Sozialgericht Aachen, 14.03.2017, Az.: S 13 KR 312/16
Nach § 44 Abs. 1 SGB V haben Versicherte Anspruch auf Krankengeld, wenn die Krankheit sie arbeitsunfähig macht oder sie auf Kosten der Krankenkasse stationär in einem Krankenhaus, einer Vorsorge- oder Rehabilitationseinrichtung (§ 23 Abs. 4, §§ 24, 40 Abs. 2 und § 41) behandelt werden. Arbeitsunfähigkeit (AU) ist die auf Krankheit beruhende Unfähigkeit, die zuletzt verrichtete oder eine ähnliche Beschäftigung oder Tätigkeit fortzusetzen (BSG, Urteil vom 30.05.1967 – 3 RK 15/65).
Der Anspruch auf Krankengeld besteht nach § 46 Abs. 1 Nr. 2 SGB V jedoch nur dann, wenn die Arbeitsunfähigkeit ärztlich bescheinigt ist. Im Weiteren bleibt der Anspruch jeweils nur bis zu dem Tag bestehen, an dem die unmittelbar anschließende weitere Arbeitsunfähigkeit wegen derselben Krankheit ärztlich festgestellt wird.
Hintergrund des Rechtsstreits: Anspruch auf Krankengeld
Im vorliegenden Fall stritten die Klägerin und die Beklagte, eine Krankenkasse, über den Anspruch auf Krankengeld für den Zeitraum vom 01. März bis 31. Juli 2016. Die Klägerin, seit Juli 2014 arbeitslos und bis Februar 2016 im Bezug von Arbeitslosengeld, war ab dem 08. Januar 2016 wegen einer mittelschweren Depression arbeitsunfähig. Nach Ablauf des Arbeitslosengeldes bezog sie ab dem 29. Februar 2016 Krankengeld. Aufgrund von Lücken in der Bescheinigung der Arbeitsunfähigkeit verweigerte die Krankenkasse jedoch die Fortzahlung ab dem 01. März 2016.

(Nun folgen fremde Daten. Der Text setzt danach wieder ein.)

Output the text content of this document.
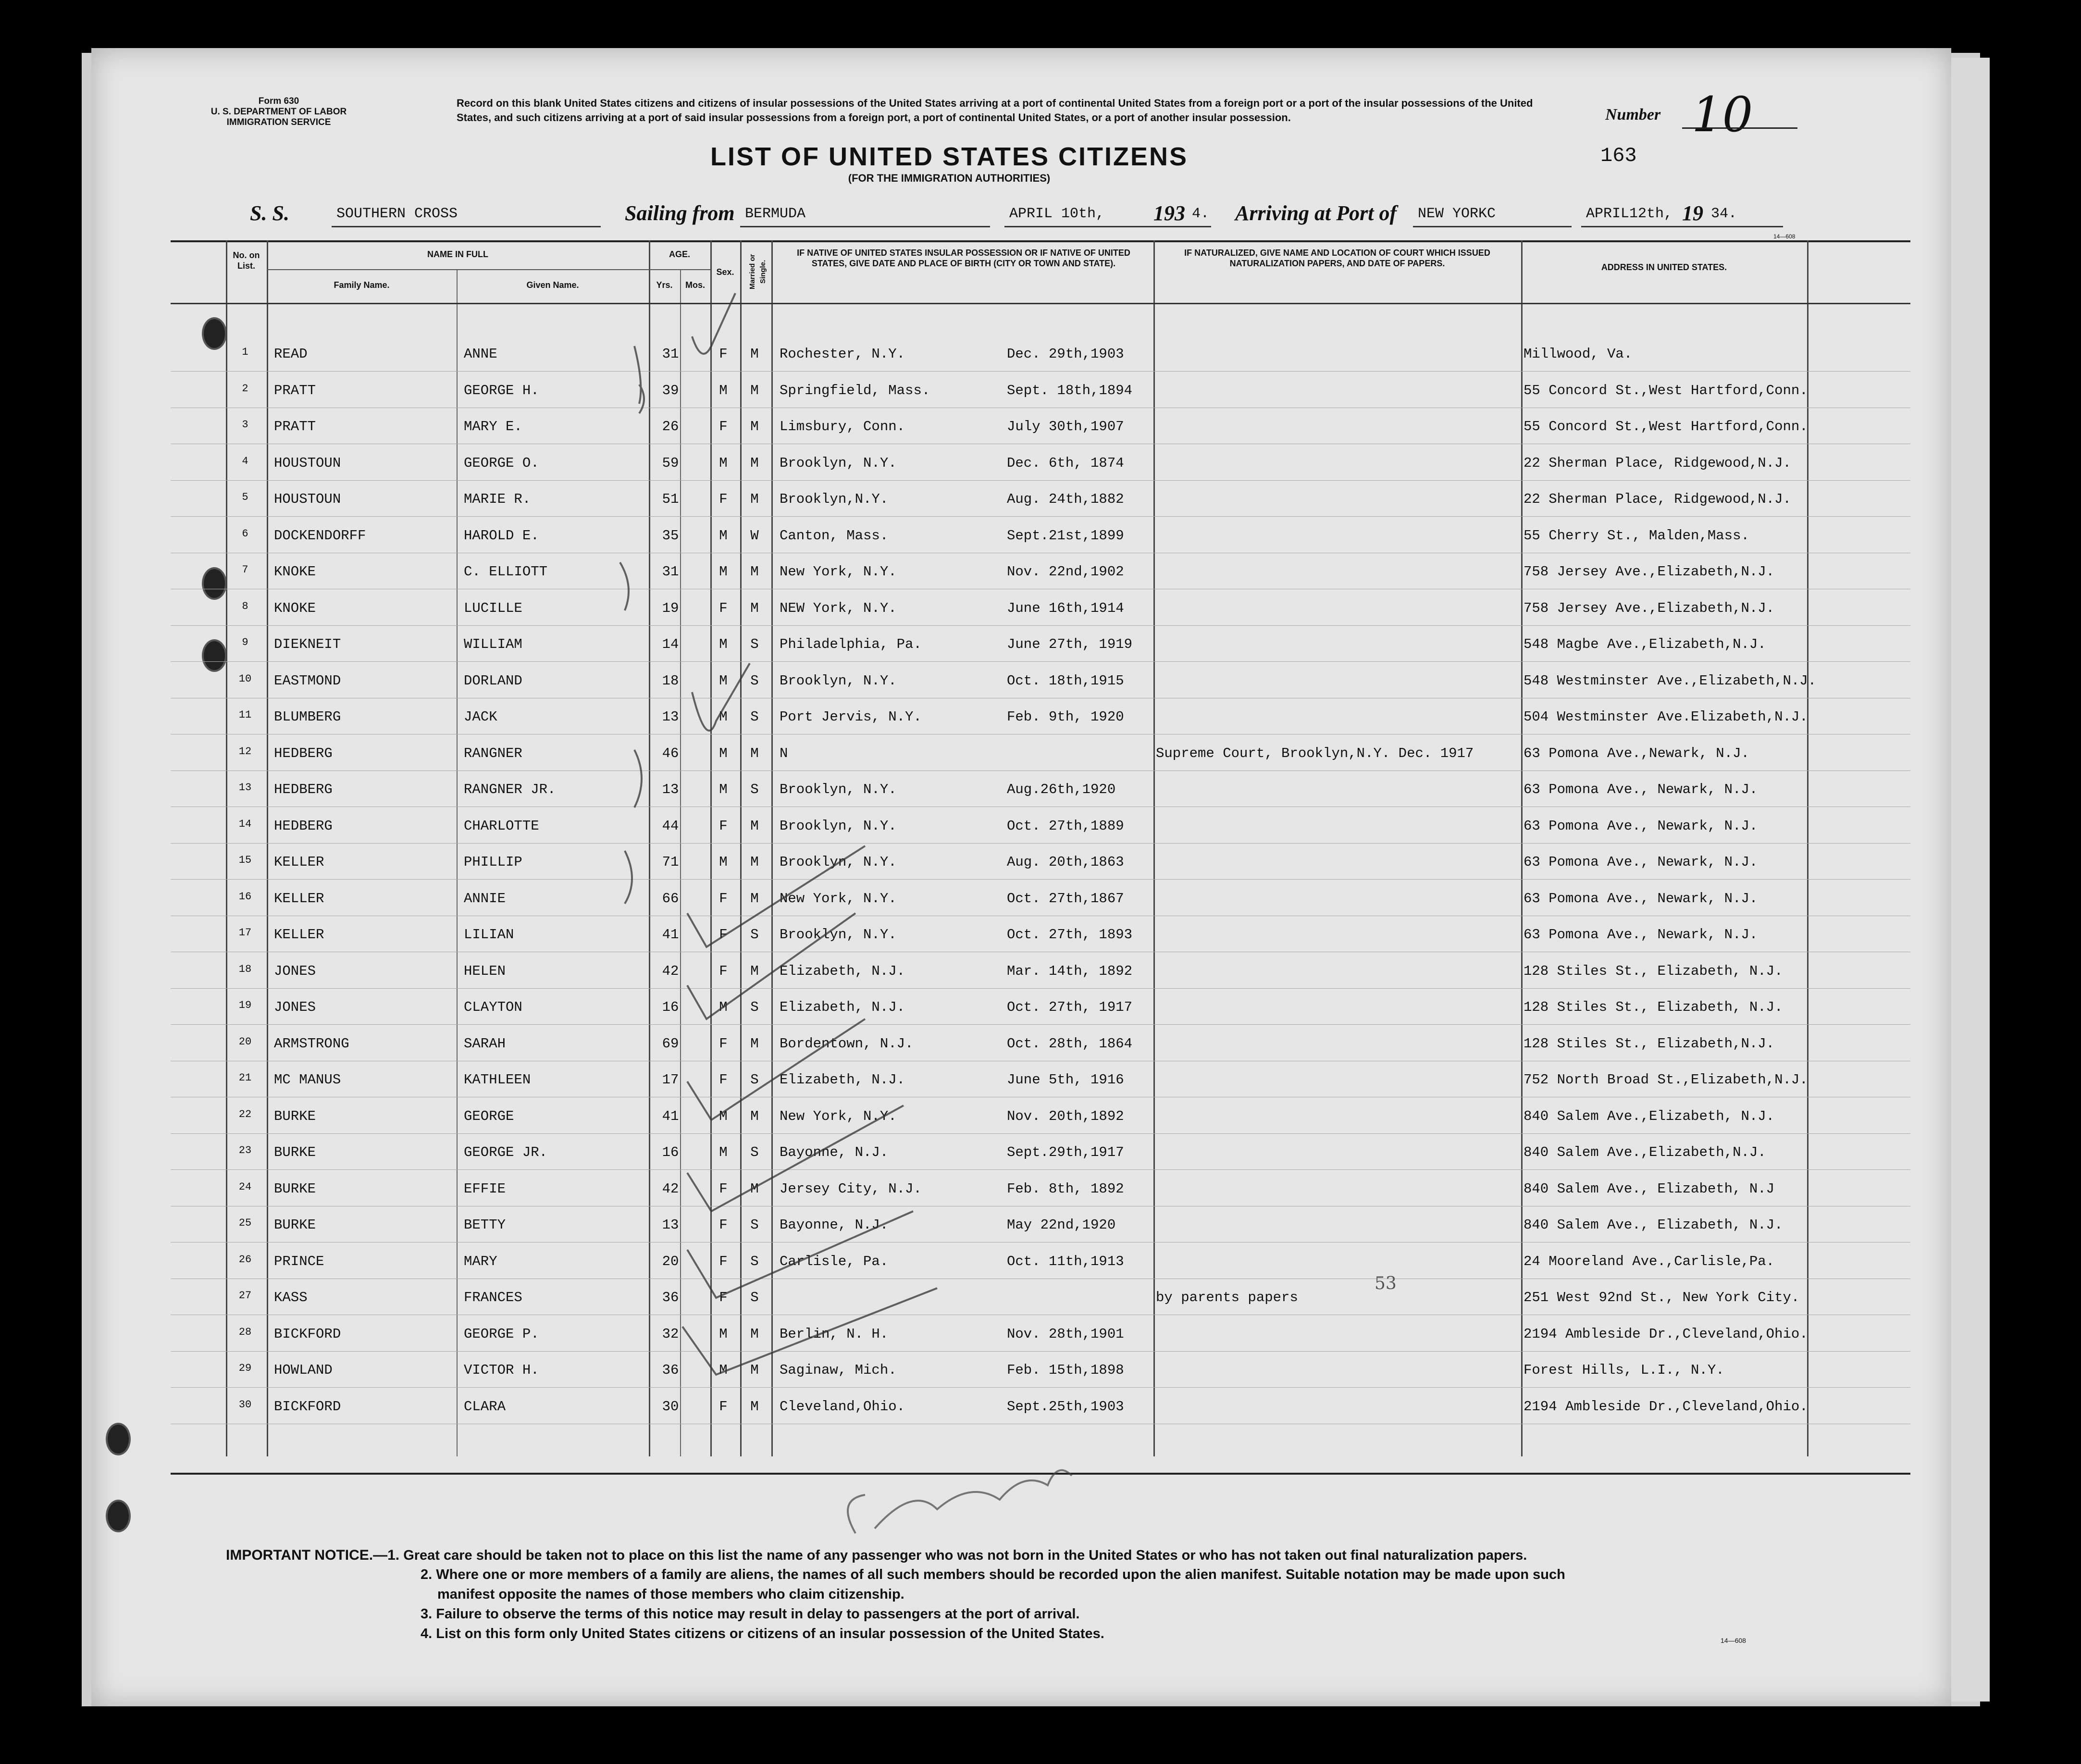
Form 630
U. S. DEPARTMENT OF LABOR
IMMIGRATION SERVICE
Record on this blank United States citizens and citizens of insular possessions of the United States arriving at a port of continental United States from a foreign port or a port of the insular possessions of the United States, and such citizens arriving at a port of said insular possessions from a foreign port, a port of continental United States, or a port of another insular possession.	Number 10
LIST OF UNITED STATES CITIZENS
(FOR THE IMMIGRATION AUTHORITIES)
163
S. S.	SOUTHERN CROSS	Sailing from BERMUDA	APRIL 10th, 193 4. Arriving at Port of NEW YORKC	APRIL12th, 19 34.
14—608
No. on List.
NAME IN FULL
Family Name.	Given Name.
AGE.
Yrs.	Mos.
Sex.	Married or Single.
IF NATIVE OF UNITED STATES INSULAR POSSESSION OR IF NATIVE OF UNITED STATES, GIVE DATE AND PLACE OF BIRTH (CITY OR TOWN AND STATE).
IF NATURALIZED, GIVE NAME AND LOCATION OF COURT WHICH ISSUED NATURALIZATION PAPERS, AND DATE OF PAPERS.	ADDRESS IN UNITED STATES.
1	READ	ANNE	31	F	M	Rochester, N.Y.	Dec. 29th,1903	Millwood, Va.
2	PRATT	GEORGE H.	39	M	M	Springfield, Mass.	Sept. 18th,1894	55 Concord St.,West Hartford,Conn.
3	PRATT	MARY E.	26	F	M	Limsbury, Conn.	July 30th,1907	55 Concord St.,West Hartford,Conn.
4	HOUSTOUN	GEORGE O.	59	M	M	Brooklyn, N.Y.	Dec. 6th, 1874	22 Sherman Place, Ridgewood,N.J.
5	HOUSTOUN	MARIE R.	51	F	M	Brooklyn,N.Y.	Aug. 24th,1882	22 Sherman Place, Ridgewood,N.J.
6	DOCKENDORFF	HAROLD E.	35	M	W	Canton, Mass.	Sept.21st,1899	55 Cherry St., Malden,Mass.
7	KNOKE	C. ELLIOTT	31	M	M	New York, N.Y.	Nov. 22nd,1902	758 Jersey Ave.,Elizabeth,N.J.
8	KNOKE	LUCILLE	19	F	M	NEW York, N.Y.	June 16th,1914	758 Jersey Ave.,Elizabeth,N.J.
9	DIEKNEIT	WILLIAM	14	M	S	Philadelphia, Pa.	June 27th, 1919	548 Magbe Ave.,Elizabeth,N.J.
10	EASTMOND	DORLAND	18	M	S	Brooklyn, N.Y.	Oct. 18th,1915	548 Westminster Ave.,Elizabeth,N.J.
11	BLUMBERG	JACK	13	M	S	Port Jervis, N.Y.	Feb. 9th, 1920	504 Westminster Ave.Elizabeth,N.J.
12	HEDBERG	RANGNER	46	M	M	N	Supreme Court, Brooklyn,N.Y. Dec. 1917	63 Pomona Ave.,Newark, N.J.
13	HEDBERG	RANGNER JR.	13	M	S	Brooklyn, N.Y.	Aug.26th,1920	63 Pomona Ave., Newark, N.J.
14	HEDBERG	CHARLOTTE	44	F	M	Brooklyn, N.Y.	Oct. 27th,1889	63 Pomona Ave., Newark, N.J.
15	KELLER	PHILLIP	71	M	M	Brooklyn, N.Y.	Aug. 20th,1863	63 Pomona Ave., Newark, N.J.
16	KELLER	ANNIE	66	F	M	New York, N.Y.	Oct. 27th,1867	63 Pomona Ave., Newark, N.J.
17	KELLER	LILIAN	41	F	S	Brooklyn, N.Y.	Oct. 27th, 1893	63 Pomona Ave., Newark, N.J.
18	JONES	HELEN	42	F	M	Elizabeth, N.J.	Mar. 14th, 1892	128 Stiles St., Elizabeth, N.J.
19	JONES	CLAYTON	16	M	S	Elizabeth, N.J.	Oct. 27th, 1917	128 Stiles St., Elizabeth, N.J.
20	ARMSTRONG	SARAH	69	F	M	Bordentown, N.J.	Oct. 28th, 1864	128 Stiles St., Elizabeth,N.J.
21	MC MANUS	KATHLEEN	17	F	S	Elizabeth, N.J.	June 5th, 1916	752 North Broad St.,Elizabeth,N.J.
22	BURKE	GEORGE	41	M	M	New York, N.Y.	Nov. 20th,1892	840 Salem Ave.,Elizabeth, N.J.
23	BURKE	GEORGE JR.	16	M	S	Bayonne, N.J.	Sept.29th,1917	840 Salem Ave.,Elizabeth,N.J.
24	BURKE	EFFIE	42	F	M	Jersey City, N.J.	Feb. 8th, 1892	840 Salem Ave., Elizabeth, N.J
25	BURKE	BETTY	13	F	S	Bayonne, N.J.	May 22nd,1920	840 Salem Ave., Elizabeth, N.J.
26	PRINCE	MARY	20	F	S	Carlisle, Pa.	Oct. 11th,1913	24 Mooreland Ave.,Carlisle,Pa.
27	KASS	FRANCES	36	F	S	by parents papers	251 West 92nd St., New York City.
28	BICKFORD	GEORGE P.	32	M	M	Berlin, N. H.	Nov. 28th,1901	2194 Ambleside Dr.,Cleveland,Ohio.
29	HOWLAND	VICTOR H.	36	M	M	Saginaw, Mich.	Feb. 15th,1898	Forest Hills, L.I., N.Y.
30	BICKFORD	CLARA	30	F	M	Cleveland,Ohio.	Sept.25th,1903	2194 Ambleside Dr.,Cleveland,Ohio.
53
IMPORTANT NOTICE.—1. Great care should be taken not to place on this list the name of any passenger who was not born in the United States or who has not taken out final naturalization papers.
2. Where one or more members of a family are aliens, the names of all such members should be recorded upon the alien manifest. Suitable notation may be made upon such
manifest opposite the names of those members who claim citizenship.
3. Failure to observe the terms of this notice may result in delay to passengers at the port of arrival.
4. List on this form only United States citizens or citizens of an insular possession of the United States.	14—608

Entscheidung der Krankenkasse: Verweigerung des Krankengeldes
Die Krankenkasse lehnte mit Bescheid vom 09. März 2016 die weitere Zahlung von Krankengeld ab dem 01. März 2016 ab. Sie begründete dies damit, dass der Anspruch auf Krankengeld nur bestehe, wenn die Arbeitsunfähigkeit lückenlos ärztlich bescheinigt werde. Da zwischen den einzelnen Bescheinigungen der behandelnden Ärztin Lücken von wenigen Tagen bestanden, sah die Krankenkasse den Anspruch als erloschen an. Die Klägerin reichte daraufhin Klage ein und argumentierte, dass sie aufgrund ihrer depressiven Erkrankung nicht in der Lage gewesen sei, rechtzeitig ihre Ärztin aufzusuchen.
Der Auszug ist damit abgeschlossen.